Castle Studies Trust’s expert grant assessor Erik Matthews reveals the findings of the 10 years (and counting) excavation he has been directing of Hornby Castle in Wensleydale North Yorkshire.

  A programme of archaeological fieldwork involving excavation with some building recording has been in progress since 2010 with the new season due to commence as soon as conditions will allow. It has focussed on the site of a moated hunting lodge of the Dukes of Brittany referred to in a Charter dated to 1115. It was subsequently used as a “pleasaunce” for first the Nevilles of Redbourne in Lincolnshire and later the Conyers  before its destruction in a military attack at the end of the Wars of the Roses.

Pre-conquest origins

  Recent work has focussed on the kitchen where oven structures have been recovered with traces of a wooden tank for holding live fish prior to their cooking. A stone sink with a wooden drain leading into the moat to the north has been found with a cherry stone recovered from it. There was also traces of a fireplace which collapsed with the remainder of the building sending a plume of ash into the room. Following the discovery of residual artefacts of Pre-Conquest date from the kitchen floor including a carved walrus ivory handle, a sherd of Pre Conquest glazed pottery made in Northern Germany and piece of  fine worked bone casket, it was decided to section the floor to find evidence of an earlier structure beneath. Evidence of a wooden floored, stave walled structure was found which may be associated with the immediate Pre-Conquest tenant Arnekill who was of noble birth and related to the Earls of Northumbria.

   Examination of the remains of the kitchen front wall yielded evidence of the ferocity of the destruction of the complex with the recovery of a large stone cannon ball (below)from a heavy calibre cannon which had become embedded in it. Close by a carved Nidderdale marble capital was found which has been dated to the 12th Century and which may have come from a chapel in nearby.

Stone canon ball found in the kitchen front wall (copyright Erik Matthews)

The Great Tower – post medieval survival?

The 2019 season focussed on a section of the moat which located traces of a stone bridge abutment and wooden foot bridge surviving in the moat silts heading towards an earthwork in an adjacent field.  The main discovery has however been evidence of an ashlar clad stone Great Tower.
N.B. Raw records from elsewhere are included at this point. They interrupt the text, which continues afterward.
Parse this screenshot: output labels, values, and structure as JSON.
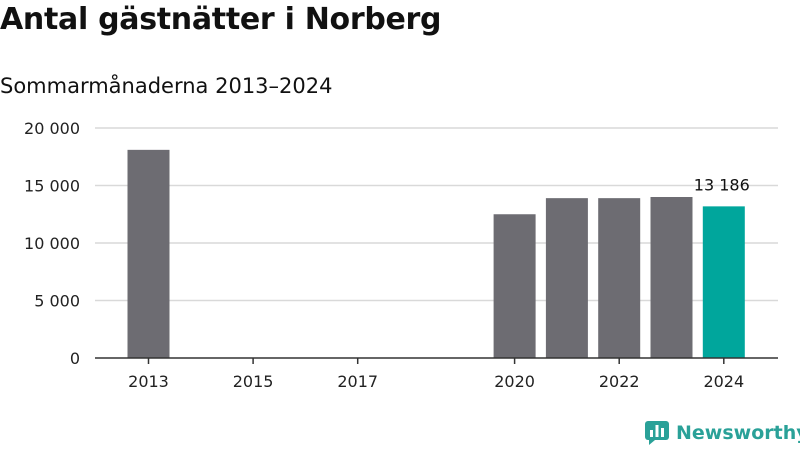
{
  "title": "Antal gästnätter i Norberg",
  "subtitle": "Sommarmånaderna 2013–2024",
  "logo": {
    "text": "Newsworthy",
    "icon": "bar-chart-speech-bubble-icon"
  },
  "colors": {
    "bar": "#6d6c72",
    "highlight": "#00a69c",
    "grid": "#d9d9d9",
    "axis": "#333333",
    "brand": "#2aa198"
  },
  "chart_data": {
    "type": "bar",
    "x": [
      2013,
      2014,
      2015,
      2016,
      2017,
      2018,
      2019,
      2020,
      2021,
      2022,
      2023,
      2024
    ],
    "values": [
      18100,
      null,
      null,
      null,
      null,
      null,
      null,
      12500,
      13900,
      13900,
      14000,
      13186
    ],
    "xticks": [
      2013,
      2015,
      2017,
      2020,
      2022,
      2024
    ],
    "xtick_labels": [
      "2013",
      "2015",
      "2017",
      "2020",
      "2022",
      "2024"
    ],
    "yticks": [
      0,
      5000,
      10000,
      15000,
      20000
    ],
    "ytick_labels": [
      "0",
      "5 000",
      "10 000",
      "15 000",
      "20 000"
    ],
    "ylim": [
      0,
      20000
    ],
    "highlight": {
      "x": 2024,
      "label": "13 186"
    },
    "xlabel": "",
    "ylabel": "",
    "grid": true,
    "legend": "none"
  }
}
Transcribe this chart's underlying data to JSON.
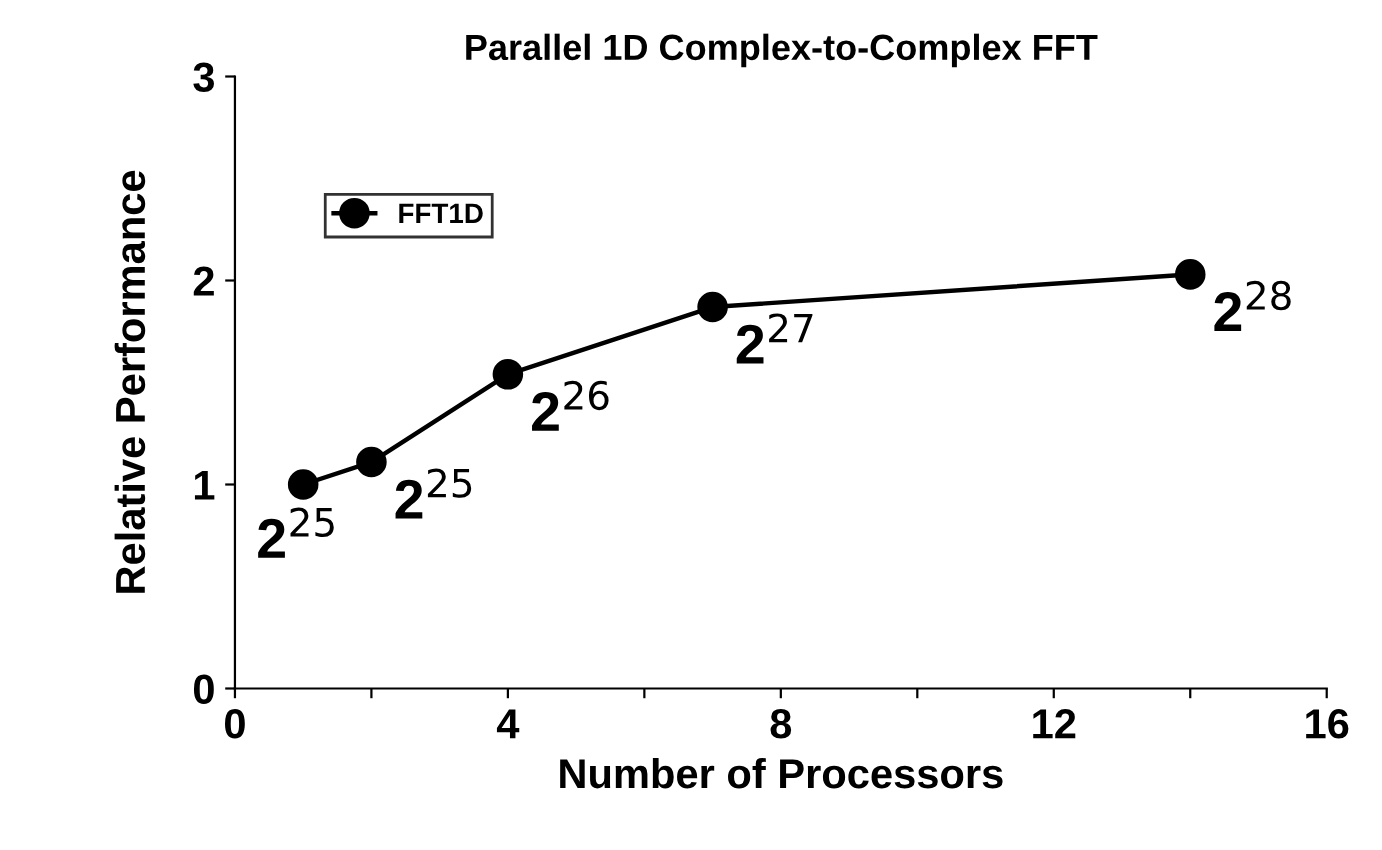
{
  "chart_data": {
    "type": "line",
    "title": "Parallel 1D Complex-to-Complex FFT",
    "xlabel": "Number of Processors",
    "ylabel": "Relative Performance",
    "series": [
      {
        "name": "FFT1D",
        "color": "#000000",
        "x": [
          1,
          2,
          4,
          7,
          14
        ],
        "values": [
          1.0,
          1.11,
          1.54,
          1.87,
          2.03
        ]
      }
    ],
    "xlim": [
      0,
      16
    ],
    "xticks": [
      0,
      {
        "value": 2,
        "label": null
      },
      4,
      {
        "value": 6,
        "label": null
      },
      8,
      {
        "value": 10,
        "label": null
      },
      12,
      {
        "value": 14,
        "label": null
      },
      16
    ],
    "ylim": [
      0,
      3
    ],
    "yticks": [
      0,
      1,
      2,
      3
    ],
    "marker": "circle",
    "line_style": "solid",
    "grid": false,
    "legend": "top left",
    "annotations": [
      {
        "text": "2$^{25}$",
        "x": 1,
        "y": 1.0
      },
      {
        "text": "2$^{25}$",
        "x": 2,
        "y": 1.11
      },
      {
        "text": "2$^{26}$",
        "x": 4,
        "y": 1.54
      },
      {
        "text": "2$^{27}$",
        "x": 7,
        "y": 1.87
      },
      {
        "text": "2$^{28}$",
        "x": 14,
        "y": 2.03
      }
    ]
  }
}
Two wall foundations 2.8 metres wide sunk into a rock clad mortar embankment rising some 1.2 metres have been located to the north and west. The north wall includes the remains of a robbed out spiral stair. Internal features include an internal chamber with very thick walls which may have been a strong room, also a corridor from the floor of which an iron knife was recovered blade down! Evidence of an external doorway heading to the north towards the area of the most bank has been recovered and a small section of roofing lead together with lime slurry suggests an impressive structure. The close proximity of the foundations to the modern ground surface suggest tantalisingly that the structure may have survived as a ruin into the relatively recent past.